KMJM
- Cedar Rapids, Iowa; United States;
- Frequency: 1360 kHz
- Branding: Leo 1360

Programming
- Format: Oldies

Ownership
- Owner: iHeartMedia, Inc.; (iHM Licenses, LLC);
- Sister stations: KKRQ, KKSY-FM, KOSY-FM, KXIC, WMT

History
- First air date: September 10, 1961
- Former call signs: KHAK (1961–1995); KTOF (1995–2001);

Technical information
- Licensing authority: FCC
- Facility ID: 54164
- Class: D
- Power: 1,000 watts (day); 124 watts (night);
- Transmitter coordinates: 41°55′28″N 91°36′55″W﻿ / ﻿41.92444°N 91.61528°W
- Translator: 101.5 K268CY (Cedar Rapids)

Links
- Public license information: Public file; LMS;
- Webcast: Listen Live
- Website: 1360kmjm.iheart.com

= KMJM (AM) =

Radio station in Cedar Rapids, Iowa

KMJM (1360 AM) is a radio station licensed to serve Cedar Rapids, Iowa. The station is owned by iHeartMedia, Inc. and licensed to iHM Licenses, LLC. It airs an oldies music format including Cedar Rapids Roughriders hockey, Coe College football, and serves as an overflow station for University of Iowa men's and women's basketball when games conflict with another Hawkeye event airing on sister station WMT.

==History==
The Cedar Rapids allocation for 1360 AM signed on in September 1961, alongside its FM sister station at 98.1 FM, both taking on the call letters KHAK. Both stations formatted country music—although not exclusively until sometime later in the 1960s—and for many years, the AM signal was duplicated on the FM frequency.

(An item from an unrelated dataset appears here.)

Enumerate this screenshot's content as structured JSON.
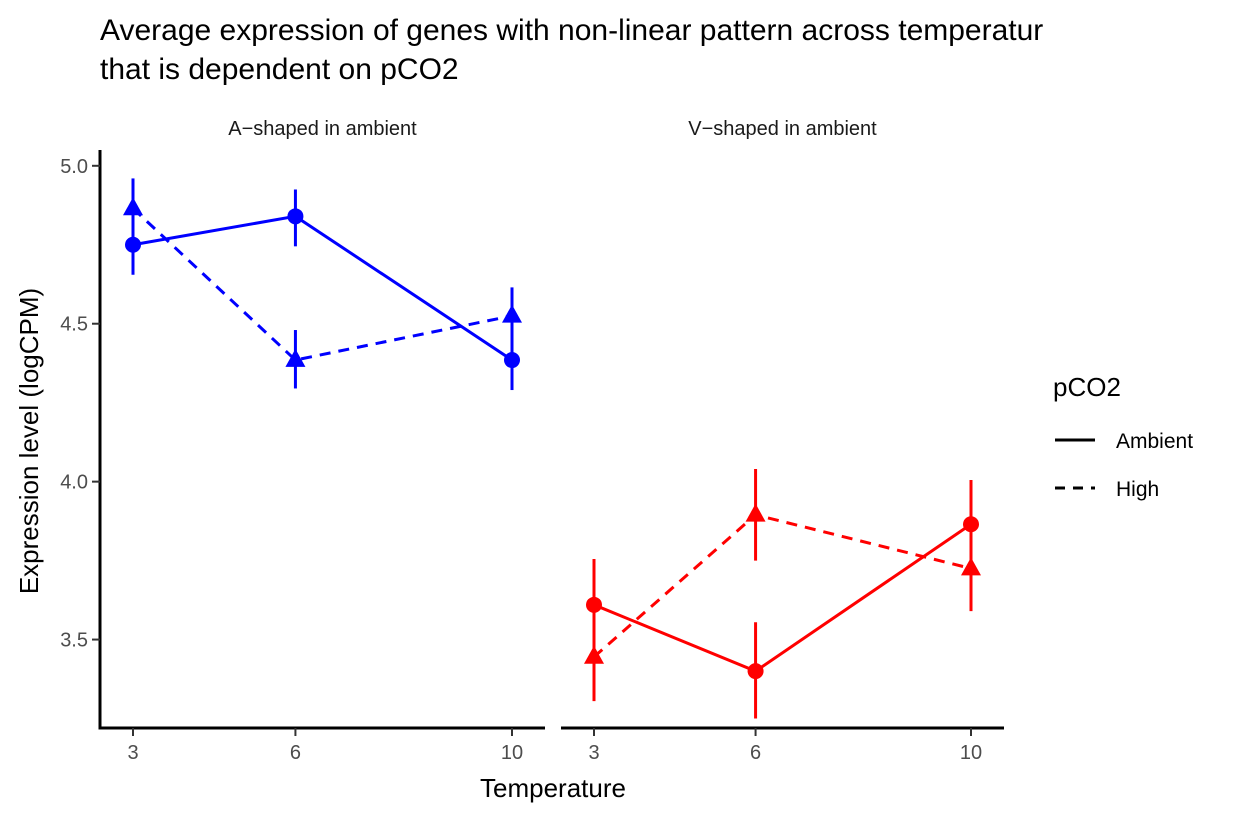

On March 6, 1995, KHAK changed its format to contemporary Christian as KTOF, and was a simulcast of KWOF in Hiawatha. On December 19, 2001, the station switched call signs to the current KMJM and began airing a nostalgia format of "American music classics" from the 1930s and 1940s. KMJM would later flip to sports talk as "1360 The Fan".

On January 11, 2010, KMJM changed its format to classic country.

On October 10, 2017, KMJM flipped to adult standards, branded as "Leo 1360". The station had been airing one adult standards-nostalgia based program in the past, "Jim Doyne's Musical Memories", airing at noon Sundays, prior to the format switch.

Every year during the first week of November, KMJM drops its regular format and plays Christmas music.

On May 4, 2020, at midnight, KMJM changed their format to oldies, while retaining the "Leo 1360" moniker.